Protocolo de Gênero orienta decisão que garante R$ 50 mil por danos morais à vítima de violência
No Rio Grande do Sul, uma mulher vítima de violência doméstica deverá ser indenizada pelo ex-marido em R$ 50 mil por danos morais. A 3ª Vara Cível da Comarca de Cachoeirinha teve como base o Protocolo para Julgamento com Perspectiva de Gênero do Conselho Nacional de Justiça – CNJ.
A sentença reconheceu a ocorrência de violência doméstica em suas modalidades física, verbal, patrimonial e vexame público, além da gravidade das condutas, a extensão do dano e a capacidade econômica do réu. A juíza responsável pelo caso também destacou que os atos de violência se estenderam ao longo do tempo, inclusive após a separação do casal, e que os impactos dessas condutas justificam a contagem do prazo prescricional a partir da última ocorrência dos danos.
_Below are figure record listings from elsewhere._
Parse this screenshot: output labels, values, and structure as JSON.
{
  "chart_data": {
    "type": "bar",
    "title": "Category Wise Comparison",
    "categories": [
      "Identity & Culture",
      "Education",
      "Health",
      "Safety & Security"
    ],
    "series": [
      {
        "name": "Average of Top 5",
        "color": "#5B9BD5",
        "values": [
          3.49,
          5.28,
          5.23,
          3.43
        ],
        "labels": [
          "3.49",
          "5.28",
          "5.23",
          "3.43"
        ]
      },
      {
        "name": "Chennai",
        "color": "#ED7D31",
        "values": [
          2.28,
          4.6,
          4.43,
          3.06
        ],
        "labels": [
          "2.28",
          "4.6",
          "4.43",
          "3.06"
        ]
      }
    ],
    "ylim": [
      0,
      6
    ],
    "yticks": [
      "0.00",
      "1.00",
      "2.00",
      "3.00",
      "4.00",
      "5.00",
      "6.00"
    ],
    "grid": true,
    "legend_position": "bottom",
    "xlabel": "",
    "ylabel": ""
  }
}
Segundo a magistrada, ficou comprovado que a autora foi vítima de agressões físicas e verbais, além de sofrer violência patrimonial, como a interrupção do pagamento de um veículo presenteado e a frustração da promessa de moradia. A magistrada ressaltou que a palavra da vítima tem peso elevado na análise dos fatos e que o dano moral decorrente de violência doméstica é presumido, dispensando comprovação específica de sofrimento.
A juíza ponderou que, no caso dos autos, “a robusta prova testemunhal demonstrou, de forma inequívoca, um mosaico de atitudes do réu, que atuou com a pretensão de dominação da autora, através de violência física, verbal e patrimonial”.
“A autora foi atingida, inclusive, em seu maternar, posto que atingida através de sua filha, que foi atacada e também presenciou os ataques à mãe. Tais atos, além de violarem direitos personalíssimos da vítima, atingem sua dignidade, integridade física e psicológica, autonomia e bem-estar, configurando, de per si, o dano moral passível de reparação”, concluiu a magistrada. Cabe recurso.
Perspectiva de Gênero
Uma resolução recente do CNJ está revolucionando o Direito de Família: o protocolo de julgamento com perspectiva de gênero. Rodrigo da Cunha Pereira explica como essa mudança cultural pode reequilibrar decisões judiciais considerando o contexto histórico da mulher no sistema patriarcal.
A Resolução 492/2023 do CNJ estabeleceu protocolo obrigatório para julgamento com perspectiva de gênero em todos os casos envolvendo mulheres. Rodrigo da Cunha Pereira explica que juízes devem considerar o contexto histórico do patriarcalismo ao tomar decisões, reconhecendo que o machismo estrutural afeta toda a sociedade.
O especialista destaca que juízes são imparciais, mas não neutros – sua subjetividade está contaminada pelo sistema patriarcal. Por isso, o que parece “normal” (como não dar pensão para mulher casada 30 anos) na verdade não é normal quando analisado sob perspectiva de gênero.
Rodrigo da Cunha foi pioneiro ao aplicar essa perspectiva em 2004, antes mesmo do protocolo existir. Case marcante: mulher casada 30 anos, quatro filhos, ganhava R$ 20 mil enquanto marido ganhava R$ 1,5 milhão. Na separação, ele se recusou a pagar pensão alegando que ela tinha renda própria. O resultado foi pensão compensatória de 100 salários mínimos para equilibrar a queda brusca no padrão de vida.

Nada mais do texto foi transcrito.